Why did I have to do "e 30" to see that message? (Writing this comment so that others that might have missed your message can read it)
/ Martin Nilsson (hehe Torgny)
Previous text:
2002-11-28 23:33: Subject: kcachegrind
I have been doing some benchmarks to see where the time is going in the clone-a-program and call-a-method kind of tests on the shootout.
My current testcase is this one:
class A { static int count; void create() { count = 1; } void tick() { count = !count; } }
void main() { for( int i = 0; i<100000; i++ ) A()->tick(); }
It's relatively close to the test in the language shootout.
My pike is not compiled with assembly support, since that makes it rather impossible to run it under cachegrind.
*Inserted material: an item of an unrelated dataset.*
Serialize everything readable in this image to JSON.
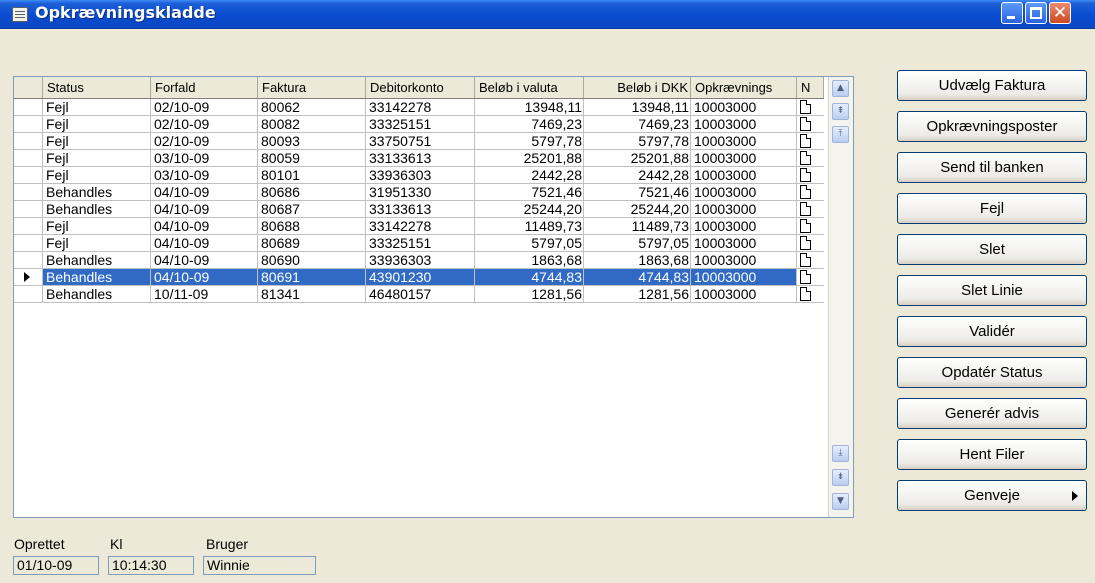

It's not compiled with valgrind support, since that cause the timings to be somewhat different (a lot of marking of memory is done in the block allocator, thus making it seem to use more CPU than it really does.)
My current findings, functions sorted by time consumed in them, not including siblings
Time Function
19% low_mega_apply 16% eval_instruction 8% really_free_pike_frame 5% destruct (SET_FRAME_CONTEXT: 50%) 5% alloc_pike_frame 3% call_c_initializers (SET_FRAME_CONTEXT: 90%) 3% schedule_free_object (add_to_callback: 80%) 2% low_return_pop (pop_n_elems: 99%) 1% free + malloc (from valgrind)
Is it only me, or isn't the numbers for really_free_pike_frame and alloc_pike_frame rather high? Or are there perhaps only too many calls to them?
In this simple test there are 500 000 calls to them. 200k from the create() and tick() calls, 100k from the call_c_initializers() calls and 100k from destruct().
I ponder at the nessesity to create frames for call_c_intializers and destruct when there are no callbacks to call.
/ Per Hedbor ()